Two years after an inspector general pointed out fraud vulnerabilities in Medicare's electronic health records payments systems, its recommendations have yet to be fully implemented.

The EHR issue was among a compendium of unresolved actions the Department of Health and Human Services OIG released on April 12, showing that the agency still hasn't put in place safeguards recommended in December 2013.

Related: Read the report

"OIG believes that all divisions of the Department have a shared responsibility for the integrity of departmental programs, regardless of whether they have health care fraud enforcement authority," the report said.

The issue dates back to a 2013 audit that examined how hospitals that received Medicare EHR incentive payments—given to medical professionals who use certified EHR technology in their practices—protect against potential fraud in the use of the technology.

The 2013 report found that while all of the hospitals studied had software in place to conduct fraud audits, they had not been utilizing the software's full functionality.

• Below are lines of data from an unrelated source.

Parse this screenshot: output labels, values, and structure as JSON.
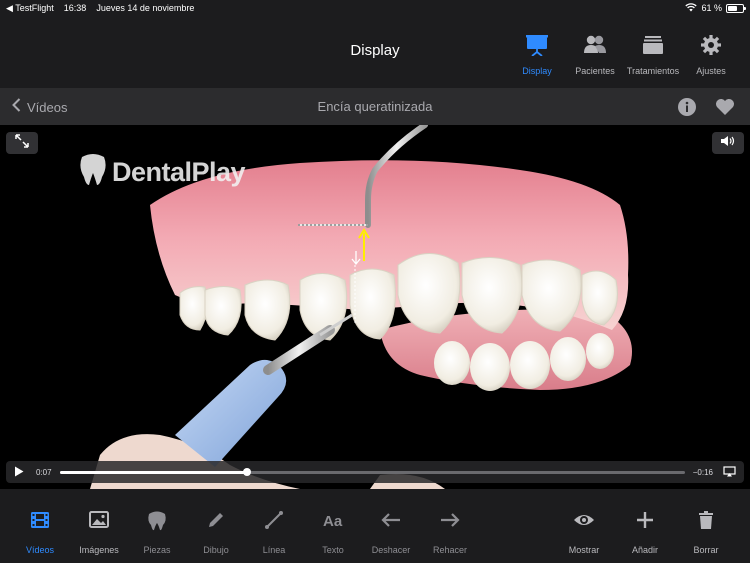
{
  "status_bar": {
    "app": "◀ TestFlight",
    "time": "16:38",
    "date": "Jueves 14 de noviembre",
    "battery_text": "61 %",
    "battery_level": 0.61
  },
  "top_nav": {
    "title": "Display",
    "tabs": [
      {
        "label": "Display",
        "icon": "presentation-icon",
        "active": true
      },
      {
        "label": "Pacientes",
        "icon": "people-icon",
        "active": false
      },
      {
        "label": "Tratamientos",
        "icon": "stack-icon",
        "active": false
      },
      {
        "label": "Ajustes",
        "icon": "gear-icon",
        "active": false
      }
    ]
  },
  "sub_nav": {
    "back_label": "Vídeos",
    "title": "Encía queratinizada",
    "actions": [
      "info-icon",
      "heart-icon"
    ]
  },
  "video": {
    "watermark": "DentalPlay",
    "elapsed": "0:07",
    "remaining": "−0:16",
    "progress": 0.3
  },
  "toolbar": {
    "items": [
      {
        "label": "Vídeos",
        "icon": "film-icon",
        "active": true
      },
      {
        "label": "Imágenes",
        "icon": "image-icon"
      },
      {
        "label": "Piezas",
        "icon": "tooth-icon"
      },
      {
        "label": "Dibujo",
        "icon": "pencil-icon"
      },
      {
        "label": "Línea",
        "icon": "line-icon"
      },
      {
        "label": "Texto",
        "icon": "text-icon"
      },
      {
        "label": "Deshacer",
        "icon": "arrow-left-icon"
      },
      {
        "label": "Rehacer",
        "icon": "arrow-right-icon"
      },
      {
        "label": "Mostrar",
        "icon": "eye-icon"
      },
      {
        "label": "Añadir",
        "icon": "plus-icon"
      },
      {
        "label": "Borrar",
        "icon": "trash-icon"
      }
    ]
  },
  "colors": {
    "accent": "#2f8bff",
    "bar_background": "#1c1c1e",
    "subbar_background": "#2c2c2e",
    "inactive": "#b9b9bd",
    "gum": "#f2a6b0",
    "tooth": "#f4f0e6",
    "marker": "#ffee00"
  }
}
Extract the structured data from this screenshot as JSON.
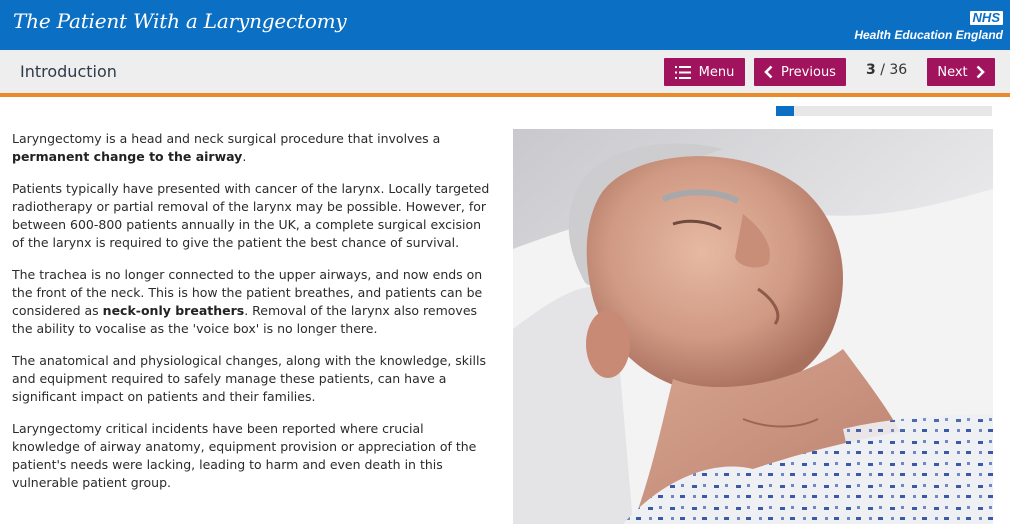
{
  "header": {
    "course_title": "The Patient With a Laryngectomy",
    "logo_text": "NHS",
    "org_name": "Health Education England"
  },
  "nav": {
    "page_title": "Introduction",
    "menu_label": "Menu",
    "previous_label": "Previous",
    "next_label": "Next",
    "current_page": "3",
    "total_pages": "/ 36",
    "progress_fraction": 0.083
  },
  "content": {
    "p1_text": "Laryngectomy is a head and neck surgical procedure that involves a ",
    "p1_bold": "permanent change to the airway",
    "p1_end": ".",
    "p2": "Patients typically have presented with cancer of the larynx. Locally targeted radiotherapy or partial removal of the larynx may be possible. However, for between 600-800 patients annually in the UK, a complete surgical excision of the larynx is required to give the patient the best chance of survival.",
    "p3_text": "The trachea is no longer connected to the upper airways, and now ends on the front of the neck. This is how the patient breathes, and patients can be considered as ",
    "p3_bold": "neck-only breathers",
    "p3_end": ". Removal of the larynx also removes the ability to vocalise as the 'voice box' is no longer there.",
    "p4": "The anatomical and physiological changes, along with the knowledge, skills and equipment required to safely manage these patients, can have a significant impact on patients and their families.",
    "p5": "Laryngectomy critical incidents have been reported where crucial knowledge of airway anatomy, equipment provision or appreciation of the patient's needs were lacking, leading to harm and even death in this vulnerable patient group."
  },
  "colors": {
    "header_blue": "#0b6fc4",
    "button_magenta": "#a1135d",
    "accent_orange": "#ea8b2b"
  }
}
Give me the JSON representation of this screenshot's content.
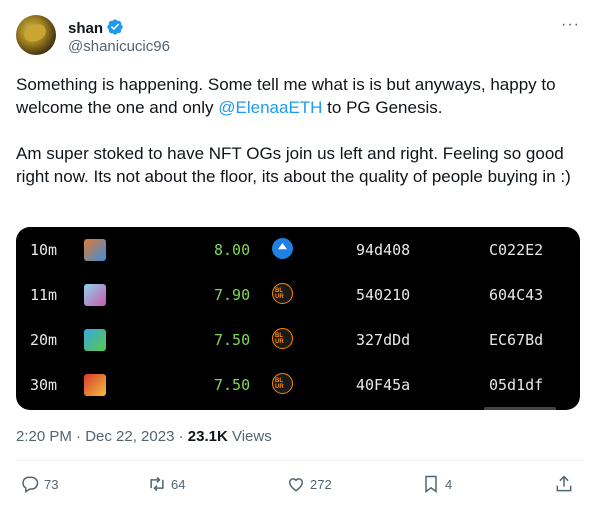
{
  "author": {
    "name": "shan",
    "handle": "@shanicucic96",
    "verified_icon": "verified-badge-icon",
    "more_label": "···"
  },
  "tweet": {
    "para1_pre": "Something is happening. Some tell me what is is but anyways, happy to welcome the one and only ",
    "mention": "@ElenaaETH",
    "para1_post": " to PG Genesis.",
    "para2": "Am super stoked to have NFT OGs join us left and right. Feeling so good right now. Its not about the floor, its about the quality of people buying in :)"
  },
  "media_table": {
    "rows": [
      {
        "time": "10m",
        "price": "8.00",
        "marketplace_icon": "opensea-icon",
        "from": "94d408",
        "to": "C022E2"
      },
      {
        "time": "11m",
        "price": "7.90",
        "marketplace_icon": "blur-icon",
        "from": "540210",
        "to": "604C43"
      },
      {
        "time": "20m",
        "price": "7.50",
        "marketplace_icon": "blur-icon",
        "from": "327dDd",
        "to": "EC67Bd"
      },
      {
        "time": "30m",
        "price": "7.50",
        "marketplace_icon": "blur-icon",
        "from": "40F45a",
        "to": "05d1df"
      }
    ]
  },
  "meta": {
    "timestamp": "2:20 PM · Dec 22, 2023 · ",
    "views_count": "23.1K",
    "views_label": " Views"
  },
  "actions": {
    "replies": "73",
    "reposts": "64",
    "likes": "272",
    "bookmarks": "4"
  },
  "colors": {
    "accent": "#1d9bf0",
    "price_green": "#7ed957",
    "secondary_text": "#536471"
  }
}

Only a quarter of the hospitals examined in the report had a policy against using copy-and-paste features in the EHR software, which the OIG said could make the records vulnerable to fraud.

"Although the copy-paste feature in EHRs can enhance efficiency of data entry, it may also facilitate attempts to inflate, duplicate, or create fraudulent health care claims," the 2013 report said.

The report went on to not that even when hospitals had copy-and-paste polices in place, they were not always able to enforce them, and software vendors told the OIG that they were unable to remove the functionality.

The OIG recommended that the Centers for Medicare & Medicaid Services collaborate with the Office of the National Coordinator for Health Information Technology on a comprehensive plan to address the fraud issue, but ruled that some two-and-half years later that the recommendation was not in place.

The compendium notes that CMS and ONC concurred with the report and were still working on a comprehensive plan. In the interim, CMS was conducting prepayment audits and edit checks, but the OIG said the move still doesn't meet the standard of action it placed in the report.

"Although we acknowledge the usefulness of conducting audits and prepayment checks as a strategy to detect fraud and abuse, these efforts do not address our recommendation to work with ONC on strengthening its collaborative efforts," it said.

The compendium comes at a time when ONC is advocating for greater use of EHRs in health care, and HHS secretary Sylvia Burwell recently announced cooperation from a litany of heath care stakeholders to promote more data sharing.